Getting a technical person from the get-go is always so fundamental to the development growth of a startup, you guys could have decided to outsource the development or the technical side of things, why was it so important to get a CTO onboard?
We needed someone with the technical expertise to build the platform, but also someone who could work with us to continually refine and enhance the user experience as we learned more from our users. The world is full of technology for moving videos around, but what doesn’t exist is a productised form of those technologies that make it incredibly easy and appealing for people to share video messages. An obvious analogy is when you look at Instagram, they are lots of ways of sending pictures to people but Instagram built a product that made it incredibly easy and incredibly compelling.
For Six3 we knew we needed a CTO that could help us deliver that product experience and we’re also working on the bleeding edge of what 3G networks can do, what smartphones can do and we knew we needed someone really heavyweight who understood not only how to build it, but how to build something that was economically viable.

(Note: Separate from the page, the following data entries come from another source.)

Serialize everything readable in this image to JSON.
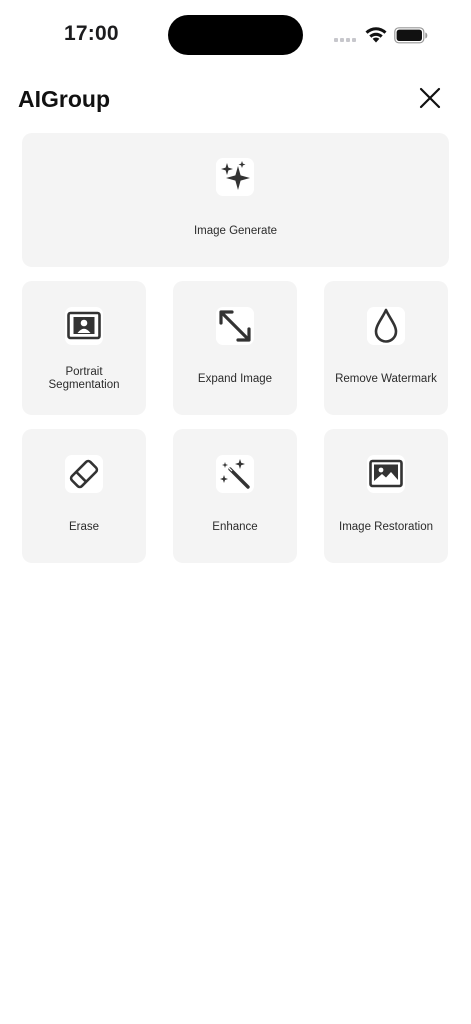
{
  "status_bar": {
    "time": "17:00"
  },
  "header": {
    "title": "AIGroup"
  },
  "tools": {
    "image_generate": {
      "label": "Image Generate",
      "icon": "sparkles-icon"
    },
    "portrait_segmentation": {
      "label_line1": "Portrait",
      "label_line2": "Segmentation",
      "icon": "portrait-frame-icon"
    },
    "expand_image": {
      "label": "Expand Image",
      "icon": "expand-arrows-icon"
    },
    "remove_watermark": {
      "label": "Remove Watermark",
      "icon": "drop-icon"
    },
    "erase": {
      "label": "Erase",
      "icon": "eraser-icon"
    },
    "enhance": {
      "label": "Enhance",
      "icon": "magic-wand-icon"
    },
    "image_restoration": {
      "label": "Image Restoration",
      "icon": "photo-icon"
    }
  },
  "colors": {
    "tile_bg": "#f4f4f4",
    "icon": "#333333",
    "text": "#2b2b2b"
  }
}
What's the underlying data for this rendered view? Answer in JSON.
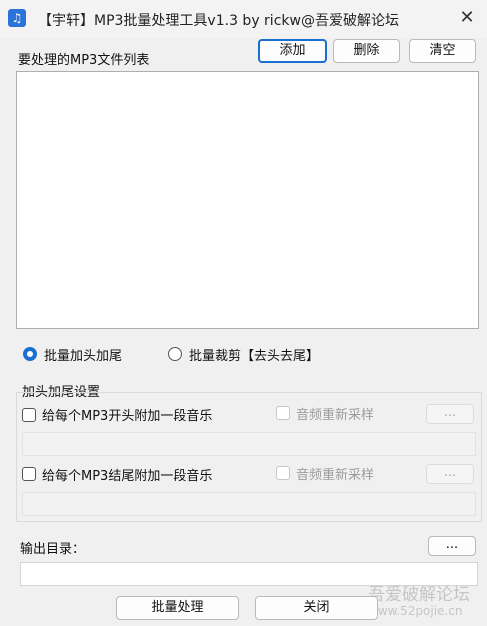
{
  "window": {
    "title": "【宇轩】MP3批量处理工具v1.3  by rickw@吾爱破解论坛",
    "close_glyph": "✕",
    "app_icon_glyph": "♫"
  },
  "file_list": {
    "label": "要处理的MP3文件列表",
    "items": []
  },
  "toolbar": {
    "add_label": "添加",
    "delete_label": "删除",
    "clear_label": "清空"
  },
  "mode": {
    "options": [
      {
        "label": "批量加头加尾",
        "selected": true
      },
      {
        "label": "批量裁剪【去头去尾】",
        "selected": false
      }
    ]
  },
  "head_tail": {
    "group_label": "加头加尾设置",
    "head": {
      "label": "给每个MP3开头附加一段音乐",
      "checked": false,
      "resample_label": "音频重新采样",
      "browse_label": "...",
      "path_value": ""
    },
    "tail": {
      "label": "给每个MP3结尾附加一段音乐",
      "checked": false,
      "resample_label": "音频重新采样",
      "browse_label": "...",
      "path_value": ""
    }
  },
  "output": {
    "label": "输出目录：",
    "browse_label": "...",
    "path_value": ""
  },
  "actions": {
    "process_label": "批量处理",
    "close_label": "关闭"
  },
  "watermark": {
    "line1": "吾爱破解论坛",
    "line2": "www.52pojie.cn"
  },
  "colors": {
    "accent": "#1a6fd0",
    "background": "#f0f0f0"
  }
}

What would say has been your biggest challenge since starting the business?
I always say that the biggest challenge is just starting. Its quitting the job, convincing yourself, convincing your partner or your friends and family that you’re not completely crazy and actually getting started. Once you get over that hump, it kinds of develops its own momentum and we’ve been very lucky with Six3, we have consistently iterated the product, attracted more users and been recognised by the industry.
You talked about iterating, getting the products out and getting traction - how have you been to do all these?
While I was in the US, several people mentioned that the UK and Europe produce beautiful products that are often not well marketted, we took that onboard and have tried to really focus on the marketing side of things recently. In the next few months, you’ll be seeing increased integration into Facebook, partnerships with artists and thanks to our relationship with Telefonica’s Wayra program, we’ll also be talking to mobile operators about potential partnerships.
How have you gone about funding the business so far?
We started out using our own savings and we then brought on a small friends and family round of investment to get the product completed and we are just working our way through the remainder of that. We’re finalising a small capital investment as part of the Wayra programme and we’re raising a further round for a big push on the marketing and to get the product out to some more platforms.
What would you say has been biggest lesson that you’ve learnt so far?
One of the most challenging things is to avoid getting stuck in your own bubble and that means constantly finding ways to listen to your users and to get more and more feedback and to act on that feedback in a timely way You need a high level of self confidence to start a venture like this but you also need to have a lot of humility with it and to listen to your market and that’s a very difficult balance to strike sometimes and we’re getting better and better as we go along.
What other advices would you like to give to young entrepreneurs just starting on their entrepreneurial journey?
The best advice I could give to other entrepreneurs is to be extremely careful whose advice you listen to!